04. 明暗

 悲鳴と怒号。


 なにが。

 とか疑問に思う間もなく、左の臑に熱を感じる。


 熱い。

 とても、熱い。


 なぜか、ぐらり、と、視界が揺れる。


「おい!」

 引率の探索者が切迫した声を出して、肩につかみかかる。

「眠らせるぞ!」


 反応する暇さえ与えられなかった。

 直後、背中に痛痒を感じ、そこからじわじわと感触が鈍化していく。


 あれ?

 と、疑問を感じたときには、秋田明雄の意識は半ば失われていた。



「それで、目がさめたらこの有様になっていたんですがね」

 秋田明雄は見舞い客にそう説明する。

 あのときのことは、混乱するばかりだったので、よくおぼえていない。

 目がさめてから、自分の左足が変異体エネミーによって一度斬りとばされ、そのあとの処置が適切であったためにすぐに接合手術を施されたのだと説明をされた。

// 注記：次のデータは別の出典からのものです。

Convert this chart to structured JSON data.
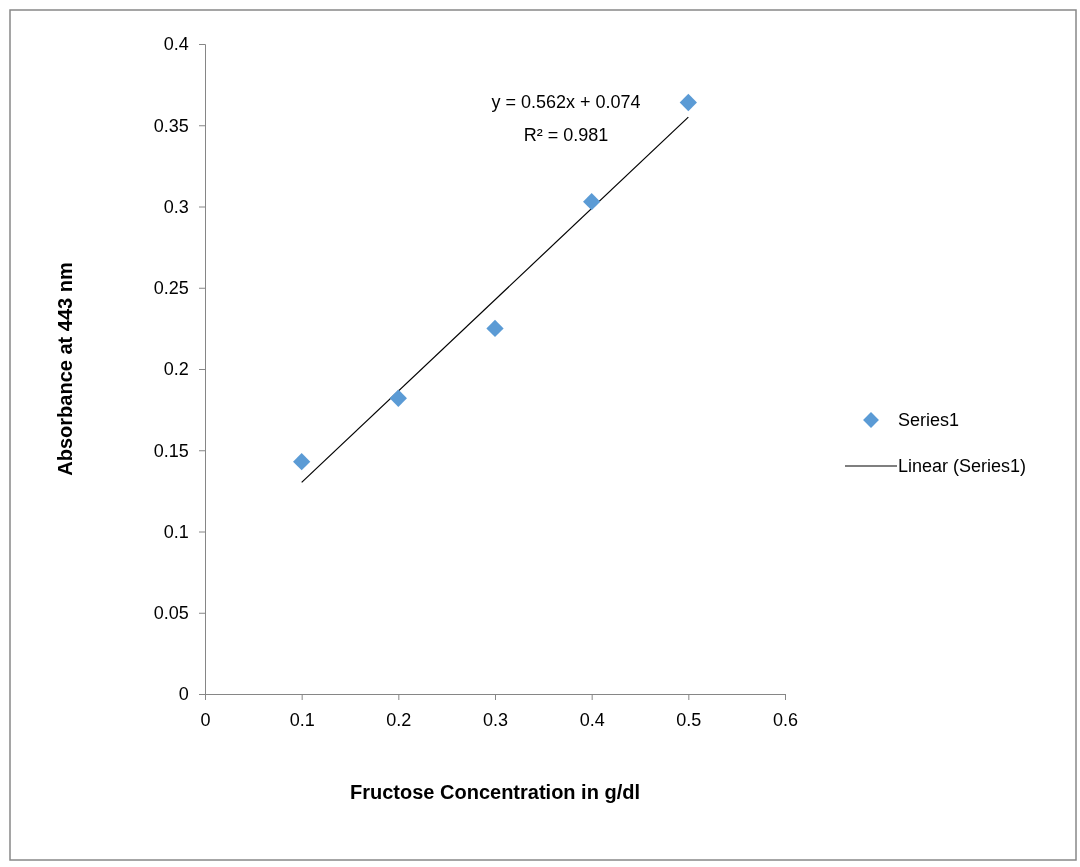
{
  "chart_data": {
    "type": "scatter",
    "xlabel": "Fructose Concentration in g/dl",
    "ylabel": "Absorbance at 443 nm",
    "xlim": [
      0,
      0.6
    ],
    "xticks": [
      0,
      0.1,
      0.2,
      0.3,
      0.4,
      0.5,
      0.6
    ],
    "ylim": [
      0,
      0.4
    ],
    "yticks": [
      0,
      0.05,
      0.1,
      0.15,
      0.2,
      0.25,
      0.3,
      0.35,
      0.4
    ],
    "grid": false,
    "legend": "right",
    "annotations": [
      "y = 0.562x + 0.074",
      "R² = 0.981"
    ],
    "series": [
      {
        "name": "Series1",
        "type": "scatter",
        "marker": "diamond",
        "color": "#5b9bd5",
        "x": [
          0.1,
          0.2,
          0.3,
          0.4,
          0.5
        ],
        "values": [
          0.143,
          0.182,
          0.225,
          0.303,
          0.364
        ]
      },
      {
        "name": "Linear (Series1)",
        "type": "line",
        "marker": "none",
        "line_style": "solid",
        "color": "#000000",
        "x": [
          0.1,
          0.5
        ],
        "values": [
          0.1302,
          0.355
        ]
      }
    ]
  }
}
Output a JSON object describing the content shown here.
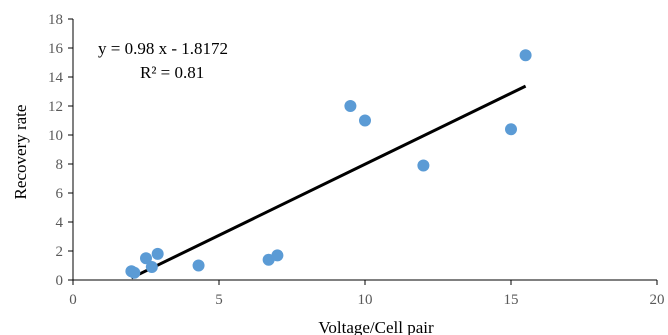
{
  "chart_data": {
    "type": "scatter",
    "xlabel": "Voltage/Cell pair",
    "ylabel": "Recovery rate",
    "xlim": [
      0,
      20
    ],
    "ylim": [
      0,
      18
    ],
    "x_ticks": [
      0,
      5,
      10,
      15,
      20
    ],
    "y_ticks": [
      0,
      2,
      4,
      6,
      8,
      10,
      12,
      14,
      16,
      18
    ],
    "grid": false,
    "legend": "none",
    "series": [
      {
        "color": "#5B9BD5",
        "points": [
          {
            "x": 2.0,
            "y": 0.6
          },
          {
            "x": 2.1,
            "y": 0.5
          },
          {
            "x": 2.5,
            "y": 1.5
          },
          {
            "x": 2.7,
            "y": 0.9
          },
          {
            "x": 2.9,
            "y": 1.8
          },
          {
            "x": 4.3,
            "y": 1.0
          },
          {
            "x": 6.7,
            "y": 1.4
          },
          {
            "x": 7.0,
            "y": 1.7
          },
          {
            "x": 9.5,
            "y": 12.0
          },
          {
            "x": 10.0,
            "y": 11.0
          },
          {
            "x": 12.0,
            "y": 7.9
          },
          {
            "x": 15.0,
            "y": 10.4
          },
          {
            "x": 15.5,
            "y": 15.5
          }
        ]
      }
    ],
    "trendline": {
      "slope": 0.98,
      "intercept": -1.8172,
      "x_range": [
        2.0,
        15.5
      ],
      "color": "#000000",
      "equation_label": "y = 0.98 x - 1.8172",
      "r2_label": "R² = 0.81"
    }
  }
}
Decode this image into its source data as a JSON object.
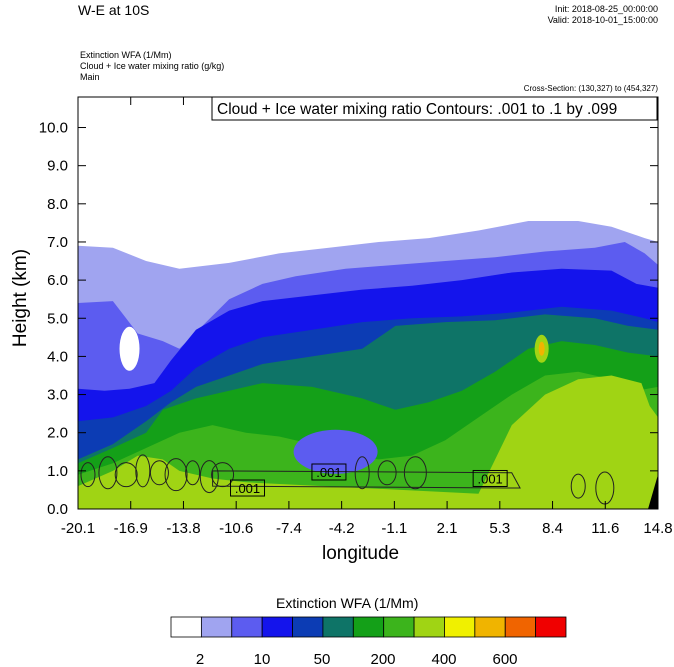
{
  "header": {
    "title": "W-E at 10S",
    "init": "Init: 2018-08-25_00:00:00",
    "valid": "Valid: 2018-10-01_15:00:00",
    "field1": "Extinction WFA   (1/Mm)",
    "field2": "Cloud + Ice water mixing ratio   (g/kg)",
    "field3": "Main",
    "cross_section": "Cross-Section: (130,327) to (454,327)"
  },
  "chart_data": {
    "type": "heatmap",
    "title": "W-E at 10S",
    "xlabel": "longitude",
    "ylabel": "Height (km)",
    "contour_label": "Cloud + Ice water mixing ratio Contours: .001 to .1 by .099",
    "x_ticks": [
      "-20.1",
      "-16.9",
      "-13.8",
      "-10.6",
      "-7.4",
      "-4.2",
      "-1.1",
      "2.1",
      "5.3",
      "8.4",
      "11.6",
      "14.8"
    ],
    "xlim": [
      -20.1,
      14.8
    ],
    "y_ticks": [
      "0.0",
      "1.0",
      "2.0",
      "3.0",
      "4.0",
      "5.0",
      "6.0",
      "7.0",
      "8.0",
      "9.0",
      "10.0"
    ],
    "ylim": [
      0,
      10.8
    ],
    "contour_labels": [
      {
        "text": ".001",
        "x": -9.9,
        "y": 0.55
      },
      {
        "text": ".001",
        "x": -5.0,
        "y": 0.97
      },
      {
        "text": ".001",
        "x": 4.7,
        "y": 0.8
      }
    ],
    "colorbar": {
      "title": "Extinction WFA  (1/Mm)",
      "tick_labels": [
        "2",
        "10",
        "50",
        "200",
        "400",
        "600"
      ],
      "colors": [
        "#ffffff",
        "#a0a4f0",
        "#5c5cf0",
        "#1414ec",
        "#0c3cb4",
        "#0e7467",
        "#14a018",
        "#3cb41c",
        "#a0d414",
        "#f0f000",
        "#f0b400",
        "#f06400",
        "#f00000"
      ]
    },
    "field_layers": [
      {
        "level": 1,
        "top": [
          [
            -20.1,
            6.9
          ],
          [
            -18,
            6.85
          ],
          [
            -16,
            6.5
          ],
          [
            -14,
            6.3
          ],
          [
            -11,
            6.45
          ],
          [
            -8,
            6.7
          ],
          [
            -5,
            6.85
          ],
          [
            -2,
            7.0
          ],
          [
            1,
            7.1
          ],
          [
            4,
            7.3
          ],
          [
            7,
            7.55
          ],
          [
            10,
            7.55
          ],
          [
            12,
            7.4
          ],
          [
            14,
            7.1
          ],
          [
            14.8,
            7.0
          ]
        ]
      },
      {
        "level": 2,
        "top": [
          [
            -20.1,
            5.4
          ],
          [
            -18,
            5.45
          ],
          [
            -16.5,
            4.6
          ],
          [
            -15,
            4.4
          ],
          [
            -14,
            4.2
          ],
          [
            -12.5,
            4.85
          ],
          [
            -11,
            5.5
          ],
          [
            -9,
            5.9
          ],
          [
            -7,
            6.1
          ],
          [
            -4,
            6.3
          ],
          [
            -1,
            6.4
          ],
          [
            2,
            6.5
          ],
          [
            5,
            6.6
          ],
          [
            8,
            6.75
          ],
          [
            11,
            6.85
          ],
          [
            12.8,
            7.0
          ],
          [
            14,
            6.7
          ],
          [
            14.8,
            6.4
          ]
        ]
      },
      {
        "level": 3,
        "top": [
          [
            -20.1,
            3.15
          ],
          [
            -18.5,
            3.1
          ],
          [
            -17,
            3.15
          ],
          [
            -15.5,
            3.3
          ],
          [
            -14.5,
            3.9
          ],
          [
            -13,
            4.7
          ],
          [
            -11,
            5.2
          ],
          [
            -9,
            5.45
          ],
          [
            -6,
            5.6
          ],
          [
            -3,
            5.75
          ],
          [
            0,
            5.85
          ],
          [
            3,
            6.0
          ],
          [
            6,
            6.2
          ],
          [
            9,
            6.3
          ],
          [
            12,
            6.25
          ],
          [
            13.5,
            5.9
          ],
          [
            14.8,
            5.8
          ]
        ]
      },
      {
        "level": 4,
        "top": [
          [
            -20.1,
            2.3
          ],
          [
            -18,
            2.4
          ],
          [
            -16,
            2.7
          ],
          [
            -14.5,
            3.1
          ],
          [
            -13,
            3.7
          ],
          [
            -11,
            4.2
          ],
          [
            -9,
            4.5
          ],
          [
            -6,
            4.7
          ],
          [
            -3,
            4.9
          ],
          [
            0,
            5.0
          ],
          [
            3,
            5.05
          ],
          [
            6,
            5.15
          ],
          [
            9,
            5.3
          ],
          [
            12,
            5.2
          ],
          [
            14,
            5.0
          ],
          [
            14.8,
            4.9
          ]
        ]
      },
      {
        "level": 5,
        "top": [
          [
            -20.1,
            1.3
          ],
          [
            -18,
            1.7
          ],
          [
            -16,
            2.3
          ],
          [
            -14.5,
            2.8
          ],
          [
            -13,
            3.2
          ],
          [
            -11,
            3.5
          ],
          [
            -9,
            3.8
          ],
          [
            -6,
            4.0
          ],
          [
            -3,
            4.2
          ],
          [
            -1,
            4.8
          ],
          [
            2,
            4.9
          ],
          [
            5,
            4.95
          ],
          [
            8,
            5.1
          ],
          [
            11,
            5.0
          ],
          [
            13,
            4.8
          ],
          [
            14.8,
            4.7
          ]
        ]
      },
      {
        "level": 6,
        "top": [
          [
            -20.1,
            1.2
          ],
          [
            -18,
            1.6
          ],
          [
            -16,
            2.0
          ],
          [
            -15,
            2.6
          ],
          [
            -13,
            2.9
          ],
          [
            -11,
            3.1
          ],
          [
            -9,
            3.3
          ],
          [
            -6,
            3.2
          ],
          [
            -3,
            2.9
          ],
          [
            -1,
            2.6
          ],
          [
            1,
            2.8
          ],
          [
            3,
            3.1
          ],
          [
            5,
            3.6
          ],
          [
            7,
            4.2
          ],
          [
            9,
            4.4
          ],
          [
            11,
            4.3
          ],
          [
            13,
            4.1
          ],
          [
            14.8,
            4.0
          ]
        ]
      },
      {
        "level": 7,
        "top": [
          [
            -20.1,
            0.9
          ],
          [
            -18,
            1.2
          ],
          [
            -16,
            1.6
          ],
          [
            -14,
            2.0
          ],
          [
            -12,
            2.2
          ],
          [
            -10,
            2.0
          ],
          [
            -8,
            1.9
          ],
          [
            -6,
            1.7
          ],
          [
            -4,
            1.4
          ],
          [
            -2,
            1.3
          ],
          [
            0,
            1.4
          ],
          [
            2,
            1.8
          ],
          [
            4,
            2.4
          ],
          [
            6,
            3.0
          ],
          [
            8,
            3.5
          ],
          [
            10,
            3.6
          ],
          [
            12,
            3.4
          ],
          [
            13.5,
            3.1
          ],
          [
            14.8,
            3.2
          ]
        ]
      },
      {
        "level": 8,
        "top": [
          [
            -20.1,
            0.6
          ],
          [
            -18,
            1.0
          ],
          [
            -16.5,
            1.4
          ],
          [
            -15,
            1.3
          ],
          [
            -14,
            1.0
          ],
          [
            -12,
            0.8
          ],
          [
            -10,
            0.7
          ],
          [
            4,
            0.4
          ],
          [
            6,
            2.2
          ],
          [
            8,
            3.0
          ],
          [
            10,
            3.4
          ],
          [
            12,
            3.5
          ],
          [
            13.8,
            3.3
          ],
          [
            14.3,
            2.7
          ],
          [
            14.8,
            2.4
          ]
        ]
      }
    ]
  }
}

 現在、明雄の左足はギプスで固定されているわけだが、それにしたって明雄自身はいまだに自分の見に起こった出来事をうまく実感できていない。

 医師の説明によると、十日から二週間ほど経過を見て、問題がなければギプスを取って退院できるということであった。


 迷宮周辺には、常に医師と〈ヒール〉持ちが数名、交代で待機することが法により義務づけられている。

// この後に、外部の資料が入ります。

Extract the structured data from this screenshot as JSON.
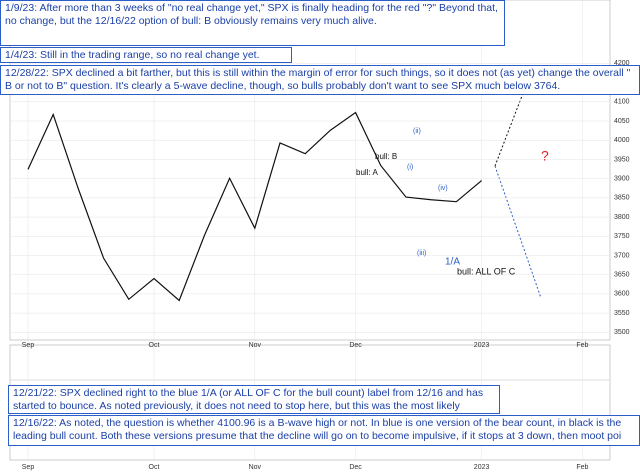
{
  "chart_data": {
    "type": "line",
    "categories": [
      "Sep",
      null,
      null,
      null,
      null,
      "Oct",
      null,
      null,
      null,
      "Nov",
      null,
      null,
      null,
      "Dec",
      null,
      null,
      null,
      null,
      "2023",
      null,
      null,
      null,
      "Feb",
      null
    ],
    "series": [
      {
        "name": "SPX",
        "color": "#111111",
        "values": [
          3924,
          4067,
          3873,
          3693,
          3586,
          3640,
          3583,
          3752,
          3901,
          3771,
          3993,
          3965,
          4026,
          4072,
          3934,
          3852,
          3845,
          3840,
          3895,
          null,
          null,
          null,
          null,
          null
        ]
      }
    ],
    "ylim": [
      3480,
      4365
    ],
    "yticks": [
      3500,
      3550,
      3600,
      3650,
      3700,
      3750,
      3800,
      3850,
      3900,
      3950,
      4000,
      4050,
      4100,
      4150,
      4200
    ],
    "grid": true,
    "labels": [
      {
        "text": "bull: B",
        "color": "#111111"
      },
      {
        "text": "bull: A",
        "color": "#111111"
      },
      {
        "text": "(ii)",
        "color": "#2b5fc7"
      },
      {
        "text": "(i)",
        "color": "#2b5fc7"
      },
      {
        "text": "(iii)",
        "color": "#2b5fc7"
      },
      {
        "text": "(iv)",
        "color": "#2b5fc7"
      },
      {
        "text": "1/A",
        "color": "#2b5fc7"
      },
      {
        "text": "bull: ALL OF C",
        "color": "#111111"
      },
      {
        "text": "?",
        "color": "#e02020"
      }
    ],
    "notes": [
      "1/9/23:  After more than 3 weeks of \"no real change yet,\" SPX is finally heading for the red \"?\"  Beyond that, no change, but the 12/16/22 option of bull: B obviously remains very much alive.",
      "1/4/23:  Still in the trading range, so no real change yet.",
      "12/28/22:  SPX declined a bit farther, but this is still within the margin of error for such things, so it does not (as yet) change the overall \" B or not to B\" question.  It's clearly a 5-wave decline, though, so bulls probably don't want to see SPX much below 3764.",
      "12/21/22:  SPX declined right to the blue 1/A (or ALL OF C for the bull count) label from 12/16 and has started to bounce.  As noted previously, it does not need to stop here, but this was the most likely inflection point.",
      "12/16/22:  As noted, the question is whether 4100.96 is a B-wave high or not.  In blue is one version of the bear count, in black is the leading bull count.  Both these versions presume that the decline will go on to become impulsive, if it stops at 3 down, then moot poi"
    ]
  }
}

 内臓や頭部に大きな傷害を追わない限りは、今回のように大事に至らない場合が大半であった。


「本登録の前から大変な目にあったなあ」

 見舞いに来た徳間先輩は、大いに同情してくれた。

「変異体のエネミーに出くわす確率なんて、万に一つもない。

 一生エネミーと出会わない探索者の方が圧倒的に多い」

 お前は、酷く運が悪い。

 と、説明してくれる。


 緊急措置を施された変異体エネミーの被害者たちは、分散して近隣の病院に運び込まれ、そこで最終的な処置を受けていた。

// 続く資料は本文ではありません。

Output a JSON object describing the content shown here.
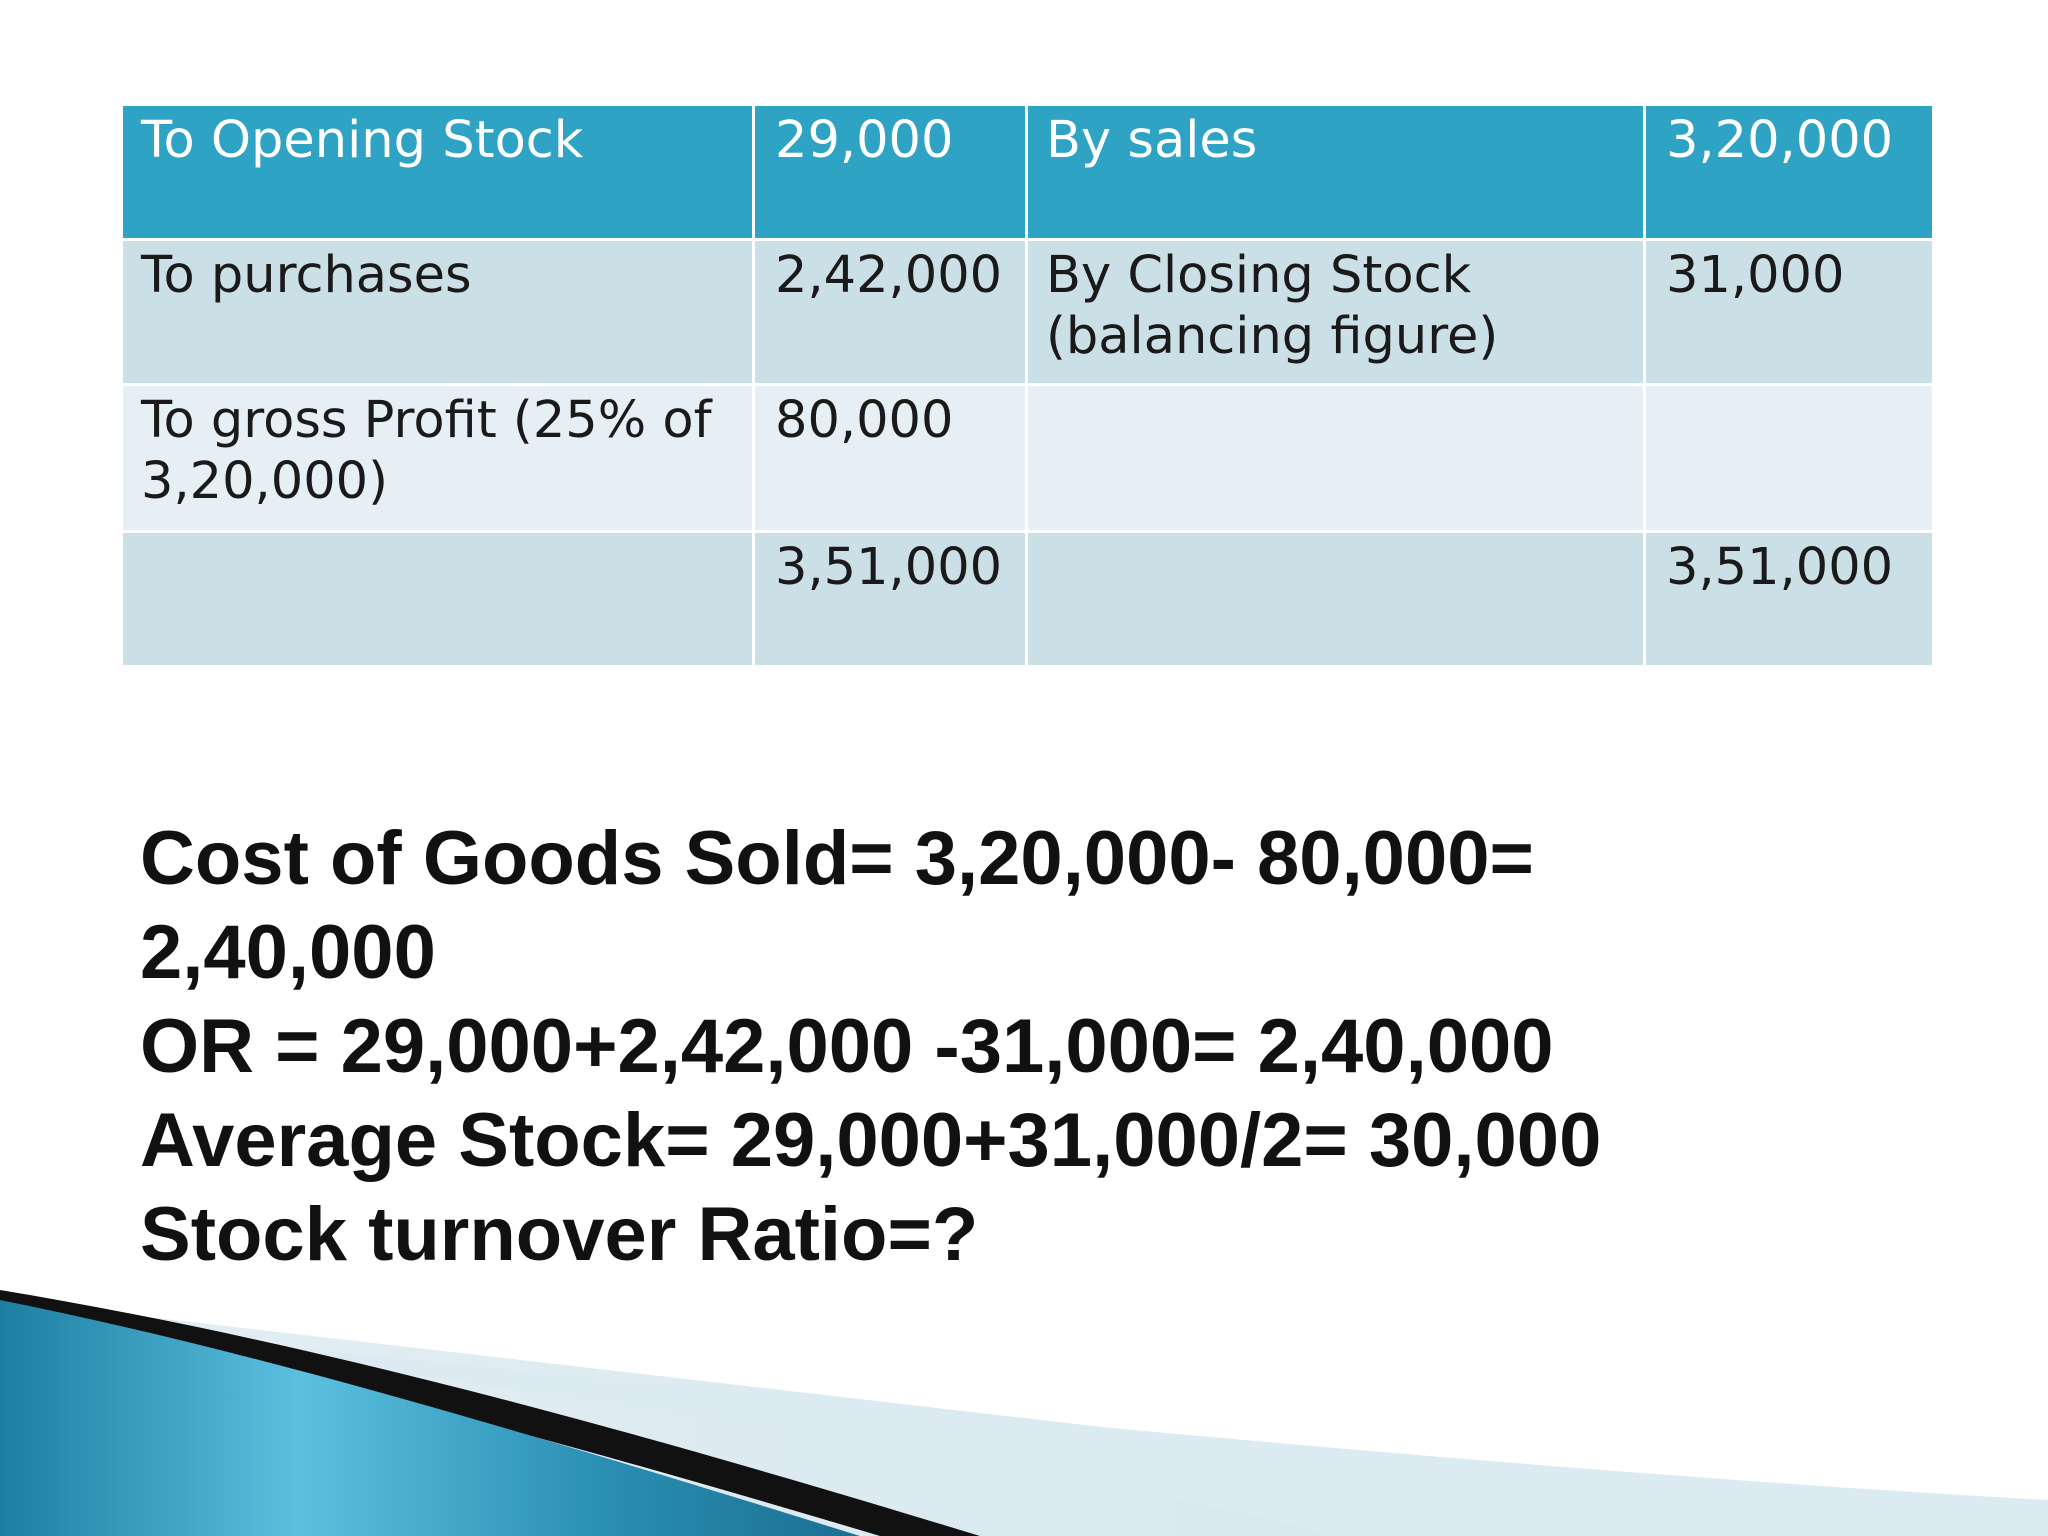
{
  "ledger": {
    "rows": [
      {
        "left_label": "To Opening Stock",
        "left_amount": "29,000",
        "right_label": "By sales",
        "right_amount": "3,20,000"
      },
      {
        "left_label": "To purchases",
        "left_amount": "2,42,000",
        "right_label": "By Closing Stock (balancing figure)",
        "right_amount": "31,000"
      },
      {
        "left_label": "To gross Profit (25% of 3,20,000)",
        "left_amount": "80,000",
        "right_label": "",
        "right_amount": ""
      },
      {
        "left_label": "",
        "left_amount": "3,51,000",
        "right_label": "",
        "right_amount": "3,51,000"
      }
    ]
  },
  "notes": {
    "cogs_line1": "Cost of Goods Sold= 3,20,000- 80,000=",
    "cogs_line2": "2,40,000",
    "or_line": "OR = 29,000+2,42,000 -31,000= 2,40,000",
    "avg_stock_line": "Average Stock= 29,000+31,000/2= 30,000",
    "question_line": "Stock turnover Ratio=?"
  },
  "theme": {
    "header_color": "#2ea3c3",
    "row_dark": "#cbdfe6",
    "row_light": "#e6eff3",
    "accent_blue": "#2a8fb4"
  }
}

 明雄が今入院しているのも、墨田区にある病院の大部屋であった。

「と、いわれましても」

 明雄は、そういって自分の鼻先を指で掻く。

「正直、あまり酷い目にあったという気もしないのですが」

 二週間も入院するはめになったということ、それにこうしてなにかと不自由を強いられていることは、それなりに堪えてはいる。

 だが明雄にしてみれば、見舞い客が口をそろえていうほど、自分が酷い目にあっているとは思えないでいた。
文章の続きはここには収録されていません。